BALUKEN: SEÇİM BARAJI UTANÇ KAYNAĞI
HDP adına Grup Başkanvekili İdris Baluken kürsüye çıktı. Baluken, şunları söyledi: "95 yıl önce halklar, ortak yaşam arzusuyla bir araya geldiler. Erzurum ve Sivas kongrelerinde, 1921 Anayasası'nda farklılıkları zenginlik olarak gören bir anlayış hakim oldu. 1921 ruhunun temsilcisi olan kurucu Meclis, il merkezlerine geniş yetkiler vererek yönetime katılma hakkını ortaya çıkardı. Ne yazık ki çoğulcu anlayış yerine 1924'te merkeziyetçi ve çoğulcu bir anlayış geldi. Tek bir etnisiteyi ve inancı merkeze alan anlayış toplumsal çatışmaların yaşanmasına neden oldu.
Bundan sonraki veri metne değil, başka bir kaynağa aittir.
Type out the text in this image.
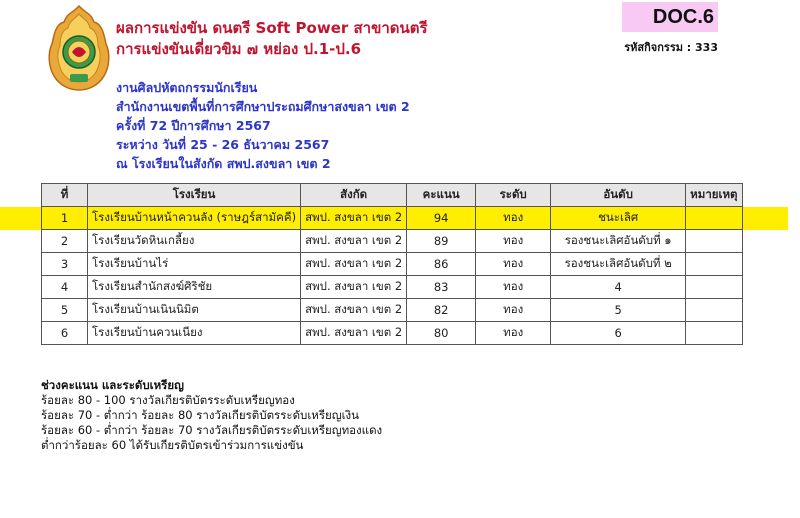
ผลการแข่งขัน ดนตรี Soft Power สาขาดนตรี
การแข่งขันเดี่ยวขิม ๗ หย่อง ป.1-ป.6
DOC.6
รหัสกิจกรรม : 333
งานศิลปหัตถกรรมนักเรียน
สำนักงานเขตพื้นที่การศึกษาประถมศึกษาสงขลา เขต 2
ครั้งที่ 72 ปีการศึกษา 2567
ระหว่าง วันที่ 25 - 26 ธันวาคม 2567
ณ โรงเรียนในสังกัด สพป.สงขลา เขต 2
ที่	โรงเรียน	สังกัด	คะแนน	ระดับ	อันดับ	หมายเหตุ
1	โรงเรียนบ้านหน้าควนลัง (ราษฎร์สามัคคี)	สพป. สงขลา เขต 2	94	ทอง	ชนะเลิศ	
2	โรงเรียนวัดหินเกลี้ยง	สพป. สงขลา เขต 2	89	ทอง	รองชนะเลิศอันดับที่ ๑	
3	โรงเรียนบ้านไร่	สพป. สงขลา เขต 2	86	ทอง	รองชนะเลิศอันดับที่ ๒	
4	โรงเรียนสำนักสงฆ์ศิริชัย	สพป. สงขลา เขต 2	83	ทอง	4	
5	โรงเรียนบ้านเนินนิมิต	สพป. สงขลา เขต 2	82	ทอง	5	
6	โรงเรียนบ้านควนเนียง	สพป. สงขลา เขต 2	80	ทอง	6	
ช่วงคะแนน และระดับเหรียญ
ร้อยละ 80 - 100 รางวัลเกียรติบัตรระดับเหรียญทอง
ร้อยละ 70 - ต่ำกว่า ร้อยละ 80 รางวัลเกียรติบัตรระดับเหรียญเงิน
ร้อยละ 60 - ต่ำกว่า ร้อยละ 70 รางวัลเกียรติบัตรระดับเหรียญทองแดง
ต่ำกว่าร้อยละ 60 ได้รับเกียรติบัตรเข้าร่วมการแข่งขัน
Uzak ve yakın tarihimizde trajedilerin kaynağı haline gelen darbeler etkinliğini halen devam etmektedir. Anayasanın cuntacılar eseri olduğu, 33 yıl geçmesine rağmen sivil bir anayasa yapılmaması bir utanç kaynağıdır. Her türlü muhalefet dinamiğini Meclis dışında tutmak için oluşturulmuş olan yüzde 10 seçim barajı bir utanç kaynağıdır. Barajları, milli irade ve istikrar adına savunan partilerin olması bir utanç kaynağıdır. Basın özgürlüklerin dair hiçbir somut adım atılmadığı, farklı inanç ve kültürlerin yok sayıldığı, kadının eşit yurttaşlık hakkının tanınmadığı bir sistem işlemeye devam ediyor."